# Grimm vs. the MLB



## KDeFlane (Jan 29, 2014)

Hey, SF Bay Area, I just noticed that tonight's Grimm is not being shown on my local NBC affiliate (KNTV) due to a baseball game. BUT I found it on channel 6 (KICU) instead, and I had to manually add it in. Whew! Glad I caught it.


----------



## sieglinde (Aug 11, 2002)

Good, I set that SP for channel 6 a while ago. And I just checked. It worked. Just set two SPs you are not going to get anything extra from channel 6.


----------



## mattack (Apr 9, 2001)

Yeah.. But [email protected][email protected] Hannibal was still supposedly on KNTV. (i.e. I got a failed recording)

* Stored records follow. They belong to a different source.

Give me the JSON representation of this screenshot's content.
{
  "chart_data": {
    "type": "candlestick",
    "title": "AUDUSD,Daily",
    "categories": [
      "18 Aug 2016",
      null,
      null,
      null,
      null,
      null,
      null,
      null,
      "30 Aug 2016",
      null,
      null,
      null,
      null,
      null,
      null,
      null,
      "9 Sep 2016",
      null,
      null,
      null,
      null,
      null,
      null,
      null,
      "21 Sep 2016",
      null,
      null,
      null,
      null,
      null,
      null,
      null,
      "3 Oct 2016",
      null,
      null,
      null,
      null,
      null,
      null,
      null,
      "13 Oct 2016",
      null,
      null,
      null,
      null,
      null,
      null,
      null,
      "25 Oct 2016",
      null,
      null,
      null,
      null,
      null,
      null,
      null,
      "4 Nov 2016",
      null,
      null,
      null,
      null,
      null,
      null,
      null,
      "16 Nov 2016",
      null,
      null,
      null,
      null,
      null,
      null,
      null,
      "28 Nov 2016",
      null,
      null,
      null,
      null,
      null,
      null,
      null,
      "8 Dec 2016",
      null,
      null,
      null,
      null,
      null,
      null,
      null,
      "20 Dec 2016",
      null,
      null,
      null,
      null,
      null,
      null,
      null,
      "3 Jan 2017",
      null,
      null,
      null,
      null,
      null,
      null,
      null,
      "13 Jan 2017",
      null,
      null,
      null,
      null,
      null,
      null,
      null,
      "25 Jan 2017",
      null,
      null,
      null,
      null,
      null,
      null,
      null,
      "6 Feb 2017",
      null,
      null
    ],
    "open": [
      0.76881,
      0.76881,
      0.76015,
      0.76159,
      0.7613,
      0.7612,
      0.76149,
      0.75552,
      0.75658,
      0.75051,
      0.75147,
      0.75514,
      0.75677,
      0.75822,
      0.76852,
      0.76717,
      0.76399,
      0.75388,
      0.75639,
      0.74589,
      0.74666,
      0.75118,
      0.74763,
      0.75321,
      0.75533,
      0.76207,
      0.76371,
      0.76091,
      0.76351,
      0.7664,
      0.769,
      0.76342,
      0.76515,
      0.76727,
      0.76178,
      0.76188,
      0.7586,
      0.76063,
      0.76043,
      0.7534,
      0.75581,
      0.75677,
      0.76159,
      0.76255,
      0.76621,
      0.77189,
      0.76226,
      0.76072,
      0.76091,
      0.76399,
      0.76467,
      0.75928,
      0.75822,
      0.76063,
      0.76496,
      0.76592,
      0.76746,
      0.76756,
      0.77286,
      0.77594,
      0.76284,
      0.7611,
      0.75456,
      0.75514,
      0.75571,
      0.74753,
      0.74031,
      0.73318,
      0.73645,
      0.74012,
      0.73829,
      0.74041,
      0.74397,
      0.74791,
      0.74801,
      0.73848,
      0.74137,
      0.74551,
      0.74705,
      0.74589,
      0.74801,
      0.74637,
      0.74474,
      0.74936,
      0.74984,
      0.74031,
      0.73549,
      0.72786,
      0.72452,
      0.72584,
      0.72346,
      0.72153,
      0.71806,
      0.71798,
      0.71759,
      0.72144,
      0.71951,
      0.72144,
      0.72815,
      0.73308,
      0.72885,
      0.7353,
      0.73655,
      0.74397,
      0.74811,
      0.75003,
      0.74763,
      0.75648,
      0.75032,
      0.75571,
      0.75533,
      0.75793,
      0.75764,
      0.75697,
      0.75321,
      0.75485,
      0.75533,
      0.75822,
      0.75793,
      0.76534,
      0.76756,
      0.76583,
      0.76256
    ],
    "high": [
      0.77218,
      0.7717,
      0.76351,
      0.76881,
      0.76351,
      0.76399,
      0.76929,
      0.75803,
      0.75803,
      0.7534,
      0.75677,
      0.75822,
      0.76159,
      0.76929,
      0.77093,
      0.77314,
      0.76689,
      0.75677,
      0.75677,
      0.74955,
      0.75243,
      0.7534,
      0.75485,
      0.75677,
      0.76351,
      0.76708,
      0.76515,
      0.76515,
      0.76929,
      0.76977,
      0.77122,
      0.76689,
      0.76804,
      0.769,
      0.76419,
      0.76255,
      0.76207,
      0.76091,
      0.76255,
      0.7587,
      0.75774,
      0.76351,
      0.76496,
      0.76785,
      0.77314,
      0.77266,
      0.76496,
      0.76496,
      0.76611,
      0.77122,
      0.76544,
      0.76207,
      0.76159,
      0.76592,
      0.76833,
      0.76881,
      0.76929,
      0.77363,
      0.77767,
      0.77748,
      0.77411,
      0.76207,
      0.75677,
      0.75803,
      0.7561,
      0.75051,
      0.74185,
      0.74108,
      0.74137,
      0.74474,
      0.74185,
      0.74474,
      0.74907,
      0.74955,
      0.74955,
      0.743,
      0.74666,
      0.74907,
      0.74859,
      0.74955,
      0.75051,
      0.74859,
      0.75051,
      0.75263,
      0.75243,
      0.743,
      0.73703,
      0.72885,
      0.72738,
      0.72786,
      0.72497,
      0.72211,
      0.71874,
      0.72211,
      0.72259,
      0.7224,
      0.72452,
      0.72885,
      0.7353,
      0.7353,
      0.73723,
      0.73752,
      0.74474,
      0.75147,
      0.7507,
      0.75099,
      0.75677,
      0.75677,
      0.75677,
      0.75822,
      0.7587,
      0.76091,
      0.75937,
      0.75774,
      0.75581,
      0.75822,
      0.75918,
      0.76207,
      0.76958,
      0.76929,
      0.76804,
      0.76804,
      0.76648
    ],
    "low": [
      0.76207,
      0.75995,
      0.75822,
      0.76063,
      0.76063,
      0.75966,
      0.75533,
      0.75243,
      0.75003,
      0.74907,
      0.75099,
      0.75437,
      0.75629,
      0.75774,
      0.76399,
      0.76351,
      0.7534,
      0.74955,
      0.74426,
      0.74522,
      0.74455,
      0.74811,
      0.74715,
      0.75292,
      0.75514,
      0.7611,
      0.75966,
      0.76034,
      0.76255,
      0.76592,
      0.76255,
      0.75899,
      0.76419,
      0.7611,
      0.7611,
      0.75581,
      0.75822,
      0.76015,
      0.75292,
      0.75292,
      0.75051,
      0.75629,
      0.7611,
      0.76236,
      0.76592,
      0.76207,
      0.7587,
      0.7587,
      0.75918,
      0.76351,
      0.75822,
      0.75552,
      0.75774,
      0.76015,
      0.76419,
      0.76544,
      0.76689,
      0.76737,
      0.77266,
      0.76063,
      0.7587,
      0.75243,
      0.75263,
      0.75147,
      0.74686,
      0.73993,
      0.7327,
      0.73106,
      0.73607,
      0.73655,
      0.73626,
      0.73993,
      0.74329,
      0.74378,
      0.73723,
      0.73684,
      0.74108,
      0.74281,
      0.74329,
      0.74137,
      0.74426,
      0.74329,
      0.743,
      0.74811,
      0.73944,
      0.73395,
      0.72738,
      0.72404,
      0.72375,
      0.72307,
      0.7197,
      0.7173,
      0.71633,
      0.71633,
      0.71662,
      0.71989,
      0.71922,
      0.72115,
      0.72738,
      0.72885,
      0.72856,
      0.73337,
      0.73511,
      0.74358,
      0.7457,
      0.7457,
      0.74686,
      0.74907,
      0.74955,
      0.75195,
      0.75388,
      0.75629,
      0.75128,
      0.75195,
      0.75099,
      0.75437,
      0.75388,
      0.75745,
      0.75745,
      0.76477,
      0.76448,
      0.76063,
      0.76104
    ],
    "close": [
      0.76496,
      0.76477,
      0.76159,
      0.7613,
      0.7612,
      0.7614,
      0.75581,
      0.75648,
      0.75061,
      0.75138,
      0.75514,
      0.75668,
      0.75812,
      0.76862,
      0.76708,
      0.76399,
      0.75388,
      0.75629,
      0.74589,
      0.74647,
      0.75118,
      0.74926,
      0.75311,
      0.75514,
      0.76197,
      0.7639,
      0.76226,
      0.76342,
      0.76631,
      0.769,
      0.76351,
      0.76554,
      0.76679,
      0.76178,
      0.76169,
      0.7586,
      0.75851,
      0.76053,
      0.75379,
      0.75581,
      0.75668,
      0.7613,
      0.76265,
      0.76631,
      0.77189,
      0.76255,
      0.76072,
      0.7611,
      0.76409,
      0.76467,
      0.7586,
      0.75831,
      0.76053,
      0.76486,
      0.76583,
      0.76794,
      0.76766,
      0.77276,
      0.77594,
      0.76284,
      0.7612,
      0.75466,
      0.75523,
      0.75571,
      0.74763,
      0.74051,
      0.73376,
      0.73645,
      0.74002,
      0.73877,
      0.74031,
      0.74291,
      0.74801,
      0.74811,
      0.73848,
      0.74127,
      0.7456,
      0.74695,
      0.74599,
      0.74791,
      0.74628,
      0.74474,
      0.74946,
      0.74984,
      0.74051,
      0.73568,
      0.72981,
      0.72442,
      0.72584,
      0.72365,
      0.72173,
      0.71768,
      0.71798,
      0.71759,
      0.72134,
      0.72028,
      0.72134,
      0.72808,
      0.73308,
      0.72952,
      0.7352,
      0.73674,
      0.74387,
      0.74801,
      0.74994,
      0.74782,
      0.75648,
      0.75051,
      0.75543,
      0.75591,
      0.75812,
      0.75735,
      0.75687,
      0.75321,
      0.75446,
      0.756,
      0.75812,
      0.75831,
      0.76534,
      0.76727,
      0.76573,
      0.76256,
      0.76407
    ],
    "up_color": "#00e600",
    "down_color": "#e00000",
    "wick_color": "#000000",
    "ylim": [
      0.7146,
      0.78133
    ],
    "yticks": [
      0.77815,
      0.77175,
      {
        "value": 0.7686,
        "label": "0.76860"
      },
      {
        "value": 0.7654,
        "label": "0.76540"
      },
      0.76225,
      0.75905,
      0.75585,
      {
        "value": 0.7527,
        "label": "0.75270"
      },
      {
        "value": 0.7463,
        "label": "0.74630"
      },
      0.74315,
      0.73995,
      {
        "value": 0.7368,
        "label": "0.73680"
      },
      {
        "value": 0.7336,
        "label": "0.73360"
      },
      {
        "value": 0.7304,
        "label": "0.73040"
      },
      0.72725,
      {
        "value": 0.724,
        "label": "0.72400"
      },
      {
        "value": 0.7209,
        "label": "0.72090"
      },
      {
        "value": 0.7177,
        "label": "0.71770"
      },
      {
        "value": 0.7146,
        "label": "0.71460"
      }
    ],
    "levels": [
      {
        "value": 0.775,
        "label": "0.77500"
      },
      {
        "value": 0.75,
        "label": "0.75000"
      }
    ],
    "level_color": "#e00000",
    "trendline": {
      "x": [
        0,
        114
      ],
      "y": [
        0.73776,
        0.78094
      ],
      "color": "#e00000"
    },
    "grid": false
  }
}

I ended up watching it from On Demand. I also happened to record something on Saturday with a minute of padding.. KNTV apparently aired it at IIRC 7PM in some other show's timeslot. (I didn't NOTICE any crawls during the 10PM Fri recording, but I didn't look carefully.)


----------



## KDeFlane (Jan 29, 2014)

sieglinde said:


> Good, I set that SP for channel 6 a while ago. And I just checked. It worked. Just set two SPs you are not going to get anything extra from channel 6.


I haven't tried that trick. The season is almost over anyway. Tonight's another MLB game, so I'm making the switch manually. I just wanted to mention that TVGuide.com's online listings show channel 6 airing Grimm for only 30 mins -- surely a data entry error -- but TiVo guide looks correct.


----------



## mattack (Apr 9, 2001)

I sure thought I made a SP on KICU long ago, but guess not.. thank you guys + iPhone app..

Even though I'm recording this, does anybody remember when S2 showed up on Amazon Prime? Last year I watched most if not all eps via Amazon Prime whenever it showed up there... (I think originally because I had nuked a hard drive that had a bunch of the eps on it..) Now for this and The Americans, I'll keep recording them, but most likely watch via Prime when they're there.


----------



## KDeFlane (Jan 29, 2014)

Hey, SF Bay Area! Grimm season finale tonight, on the alternate channel (KNTV -> KICU) for those affected by MLB. Coming this fall, Grimm keeps its current timeslot followed by "Constantine", and I'll be setting up the parallel season passes for both.


----------



## gwuinsf (May 21, 2002)

Arg! I was wondering where the season finale was. I hate when networks do this. 

I'm the age of DVRs I wish there was a way networks could send us a message that this was going to happen.


----------